Kessler is trying to figure out what is The Next Big Thing, too. Isn't everyone? But he thinks he found it. His thesis: Look for where chips/software/communications will affect the status quo, where decreasing costs will lead to exploding new applications, which will bring burgeoning innovative industries to the forefront. He is looking for a technology that scales. And he's found it in medicine. Medicine? I hate medicine. I won't even watch "General Hospital" or "ER" on TV. But Kessler makes a point: It will be possible to have a world where we won't have heart attacks and strokes, much as we now don't have smallpox and polio. The technology is there. Kessler writes about it in his new book, The End of Medicine: How Silicon Valley (and Naked Mice) Will Reboot Your Doctor, which you should read.

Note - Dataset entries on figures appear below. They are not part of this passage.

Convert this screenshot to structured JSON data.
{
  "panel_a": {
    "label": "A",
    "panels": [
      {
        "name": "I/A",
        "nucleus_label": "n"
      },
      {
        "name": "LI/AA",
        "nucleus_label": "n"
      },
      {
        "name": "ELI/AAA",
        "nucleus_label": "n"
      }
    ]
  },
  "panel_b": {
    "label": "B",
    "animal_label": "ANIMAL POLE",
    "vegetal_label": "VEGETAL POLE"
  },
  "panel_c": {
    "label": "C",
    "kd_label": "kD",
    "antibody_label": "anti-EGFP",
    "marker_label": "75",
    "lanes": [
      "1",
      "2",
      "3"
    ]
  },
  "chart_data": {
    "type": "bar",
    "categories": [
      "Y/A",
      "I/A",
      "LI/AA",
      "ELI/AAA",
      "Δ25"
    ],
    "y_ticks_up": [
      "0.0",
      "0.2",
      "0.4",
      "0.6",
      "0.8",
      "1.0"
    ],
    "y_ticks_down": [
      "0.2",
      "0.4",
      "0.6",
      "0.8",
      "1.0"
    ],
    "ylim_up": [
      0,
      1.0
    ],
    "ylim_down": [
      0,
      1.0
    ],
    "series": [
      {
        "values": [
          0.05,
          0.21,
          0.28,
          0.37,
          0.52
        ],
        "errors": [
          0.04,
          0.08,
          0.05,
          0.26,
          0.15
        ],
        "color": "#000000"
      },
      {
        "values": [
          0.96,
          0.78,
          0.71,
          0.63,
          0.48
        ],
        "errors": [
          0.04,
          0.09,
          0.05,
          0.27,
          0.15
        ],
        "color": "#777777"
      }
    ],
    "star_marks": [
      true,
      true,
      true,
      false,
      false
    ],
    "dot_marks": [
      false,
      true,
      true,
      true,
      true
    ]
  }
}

Example: Most hospitals have two radiologists read every X-ray. Some send these X-rays electronically to Australia to be read, but that only lowers the cost of the doctor. But other hospitals are reading half of these X-rays by a neural computer, which gets smarter the more X-rays it sees. So maybe your doctor is obsolete. Remember, we used to have bank tellers, travel agents and telephone operators, but technology put them out of business. Any time a technology can replace people, whole new worlds open.